ATHENS – Rebounding from a free-fall plunge in polls after four years of reneging on anti-austerity promises, Prime Minister Alexis Tsipras’ strategy of handouts has cut deeply into the lead of the major rival New Democracy ahead of May 26 elections for Greek municipalities and the European Parliament.
A poll by MRB published in Ta Nea on Oct. 18 gave New Democracy a lead of 6.5 percent over the ruling Radical Left SYRIZA, 30-23.5 percent.
The Conservatives had held leads as high as 14.1 percent, with general elections coming later this year but SYRIZA made inroads after Tsipras said he would cut taxes he raised and give bonuses to pensioners whose benefits he had cut.
Voters seemed to have bought it and ignored derision foisted by a key SYRIZA minister on a wheelchair-bound New Democracy candidate for the EU elections and with Tsipras even riding out claims in a TV documentary his government hid the death toll and chaotic response to July, 23, 2018 wildfires that killed 102 people.
The center-left Movement for Change (KINAL) coalition led by veterans of the defunct PASOK Socialists, who faded from dominance to obscurity after backing austerity measures antithetical to their alleged principles, were third at 6.6 percent.
With a threshold of 3 percent needed to win seats in the EU Parliament in Brussels and Strasbourg, France, the neo-nazi Golden Dawn was fourth at 6.3 percent even though its hierarchy and dozens of members are in the fourth year of a trial on charges of running a criminal gang.
The only other party meeting the threshold for election was the KKE Communists in their usual position, fifth, at 5.9 percent, where it has been for decades without making any gains from the populace.
Despite the small margin between the parties, some 63.4 percent said they expect New Democracy to win the elections, more than four years after being unseated by SYRIZA and Tsipras, who promised to reverse austerity but imposed more.
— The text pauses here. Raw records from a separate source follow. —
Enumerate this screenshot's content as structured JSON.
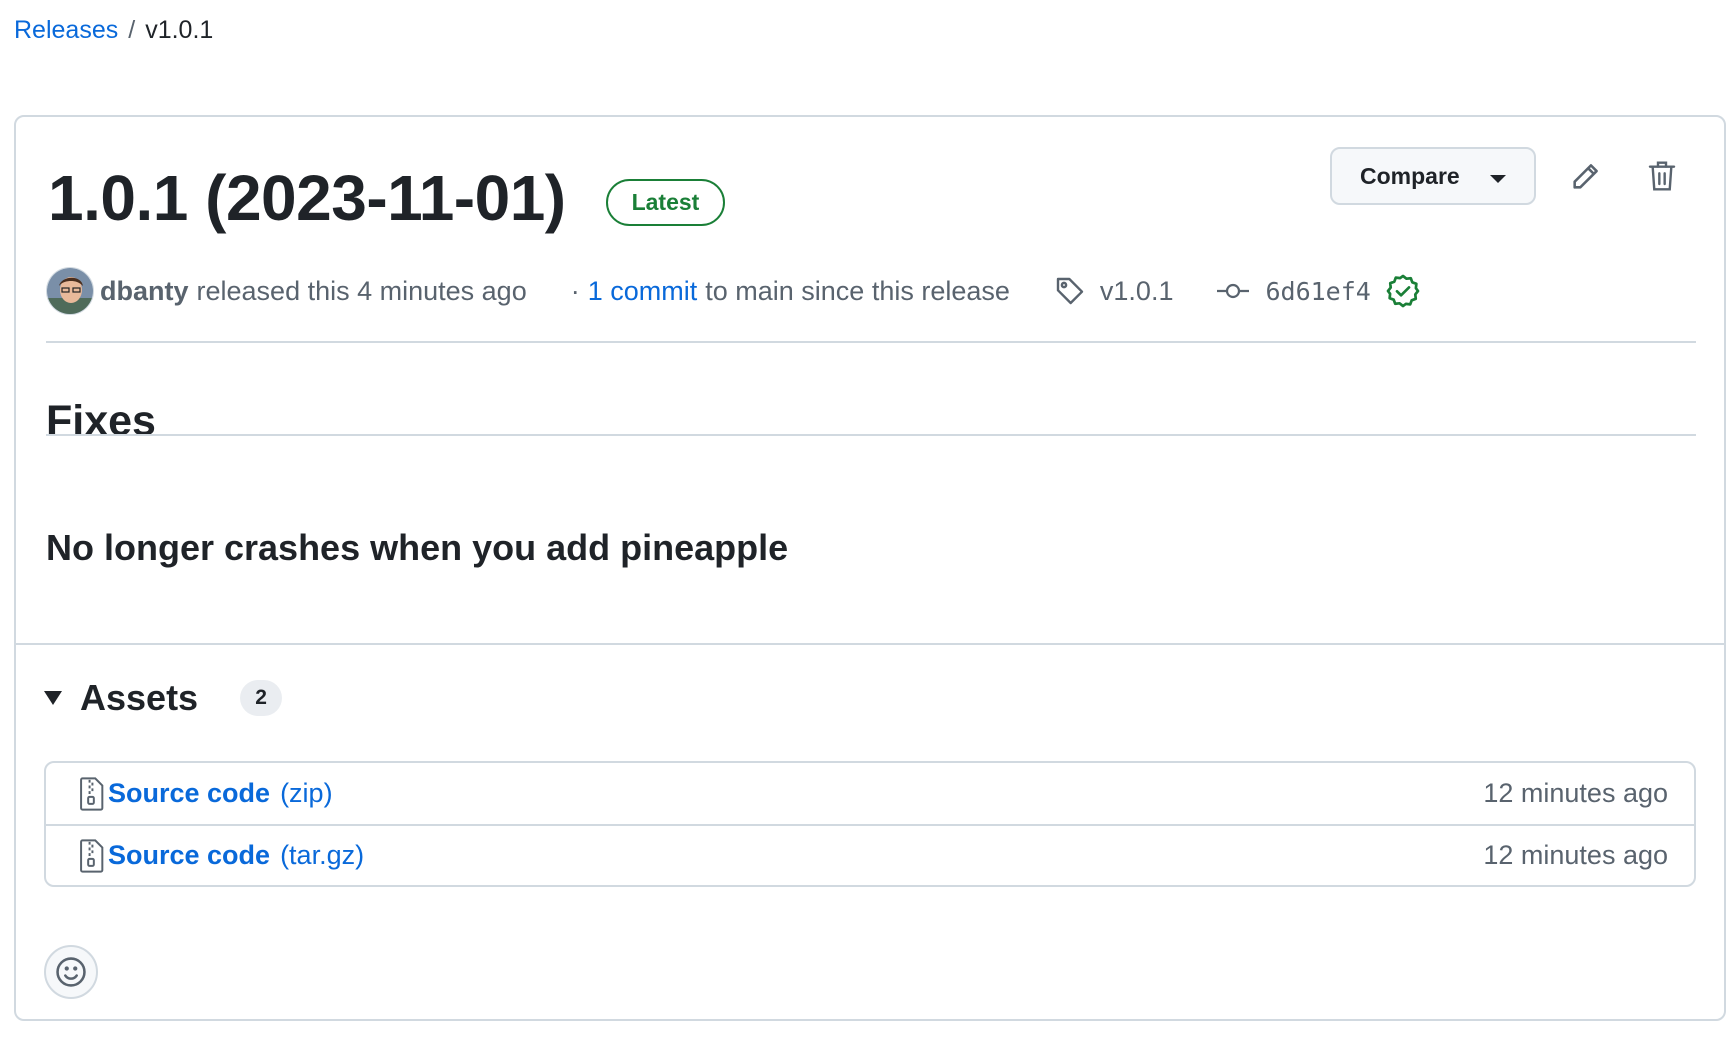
{
  "breadcrumb": {
    "parent": "Releases",
    "separator": "/",
    "current": "v1.0.1"
  },
  "release": {
    "title": "1.0.1 (2023-11-01)",
    "badge": "Latest",
    "author": "dbanty",
    "released_text": "released this 4 minutes ago",
    "dot": "·",
    "commit_link": "1 commit",
    "commit_suffix": "to main since this release",
    "tag": "v1.0.1",
    "sha": "6d61ef4"
  },
  "actions": {
    "compare_label": "Compare",
    "edit_icon": "pencil-icon",
    "delete_icon": "trash-icon"
  },
  "notes": {
    "heading": "Fixes",
    "items": [
      "No longer crashes when you add pineapple"
    ]
  },
  "assets": {
    "title": "Assets",
    "count": "2",
    "items": [
      {
        "name": "Source code",
        "ext": "(zip)",
        "time": "12 minutes ago"
      },
      {
        "name": "Source code",
        "ext": "(tar.gz)",
        "time": "12 minutes ago"
      }
    ]
  },
  "colors": {
    "link": "#0969da",
    "success": "#1a7f37",
    "border": "#d1d9e0",
    "muted": "#59636e"
  }
}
Only 17 percent said that the Leftists would pull an unlikely upset after shedding voters.
That was done in the summer of 2015, seven months after being elected, as he sought and accepted a third bailout, of 86 billion euros ($96.04 billion), from the Troika of the European Union-European Central Bank-European Stability Mechanism (EU-ECB-ESM.)
Some 56.9 percent said they had a negative view of the SYRIZA government to 36.3 percent who felt favorable.